Sus declaraciones llegan en un momento de críticas recientes a los nuevos coches y a la gestión energética de esta nueva era. El piloto de Aston Martin llegó incluso a afirmar hace unos días que conducir un Fórmula 3 era “mil veces más divertido” que pilotar los actuales Fórmula 1. Una cosa es criticar el reglamento y otra muy distinta querer marcharse. Stroll ha dejado claro que no contempla abandonar la Fórmula 1 a corto plazo. El canadiense reconoce que hay aspectos del campeonato actual que no le gustan pero insiste en que sigue teniendo motivación para competir.
De hecho, el piloto de Aston Martin desliza que dejarlo ahora le generaría incluso frustración. “Me molestaría”, explica en declaraciones que publica Racing News, al hablar de la posibilidad de abandonar la categoría. Un mensaje que enfría cualquier especulación sobre un posible adiós prematuro: «El plan es que siga el año que viene, seguro”. Todo a pesar de que Aston Martin atraviese uno de los momentos más complicados de los últimos años: el AMR26 ha arrancado la temporada lejos de las expectativas, muy condicionado por los problemas de la nueva unidad de potencia Honda, y el monoplaza es el peor de la parrilla en lo que llevamos de temporada.
Lejos del sofá de casa
Y ahí aparece otro factor importante: la ambición y los mimbres del proyecto Aston Martin. La llegada de Adrian Newey, la inversión constante de Lawrence Stroll y las nuevas instalaciones de Silverstone siguen siendo argumentos potentes de cara al futuro. Aunque el inicio de esta nueva era esté siendo duro, dentro del equipo existe la sensación de que el potencial a medio plazo sigue ahí.
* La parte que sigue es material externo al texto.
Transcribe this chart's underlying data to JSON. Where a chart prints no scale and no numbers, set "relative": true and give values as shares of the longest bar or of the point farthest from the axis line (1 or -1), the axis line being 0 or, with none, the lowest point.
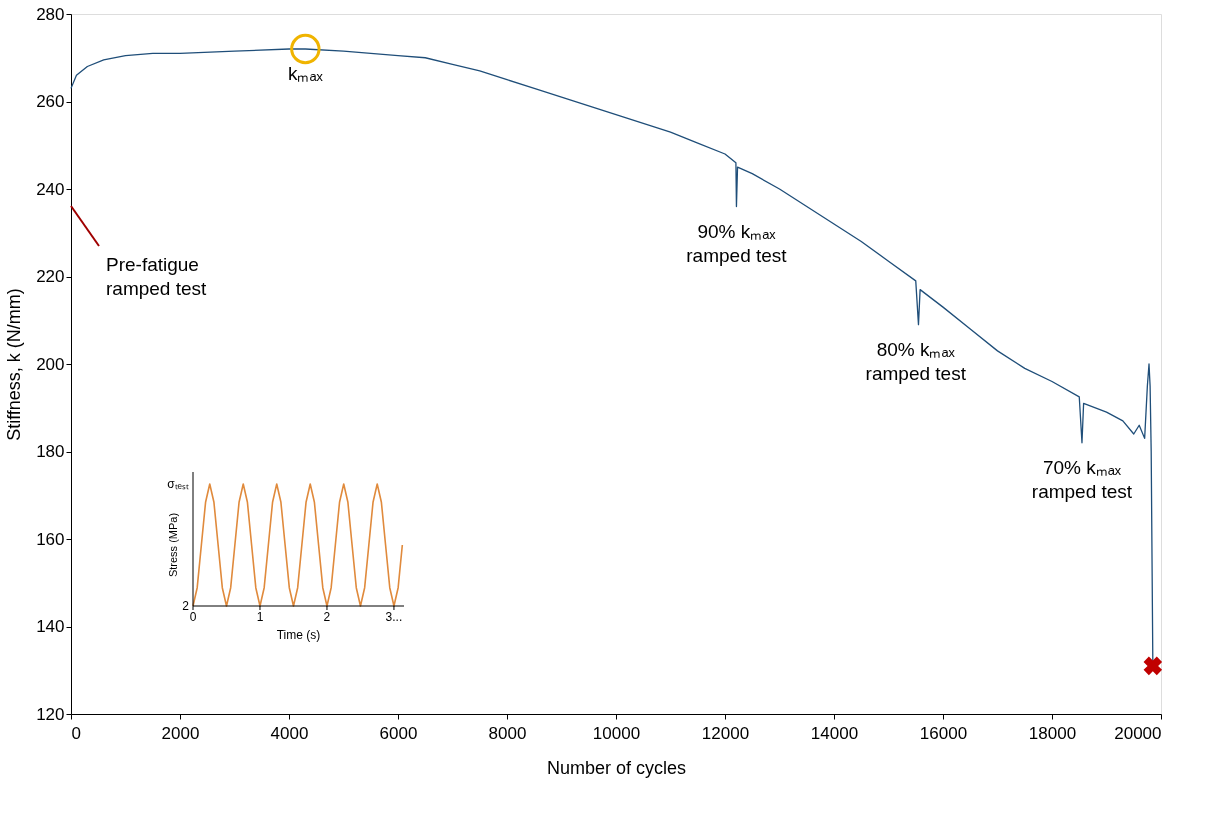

«Todavía tengo mucha fe en este proyecto, está muy lejos de su potencial. Adrian se unió al equipo, nueva fábrica, nuevo túnel, hay mucho potencial y quiero ser parte del equipo. Si en dos o tres años estoy sentado en el sofá de casa y veo dos coches verdes delante en la parrilla y no soy parte, me molestaría, así que quiero ser parte», añade.
El canadiense se ha convertido en una de las voces más duras contra el nuevo reglamento. Él no le debe nada a nadie y nunca se calla nada. Ha cuestionado públicamente la dirección que ha tomado la Fórmula 1 y ha lamentado la pérdida de sensaciones al volante respecto a otras épocas. Un discurso que ha generado bastante ruido en el paddock y que incluso provocó una respuesta reciente de Stefano Domenicali, CEO de la Fórmula 1, defendiendo la categoría frente a las críticas de algunos pilotos.
«Ojalá, hasta que eso pase, los coches se conviertan en más divertidos de pilotar, como querrían los pilotos, no solo yo. Algunos lo dicen, otros no, por contrato y cosas. Espero que estos coches vuelvan a ser divertidos y volvamos a coches más divertidos», cierra.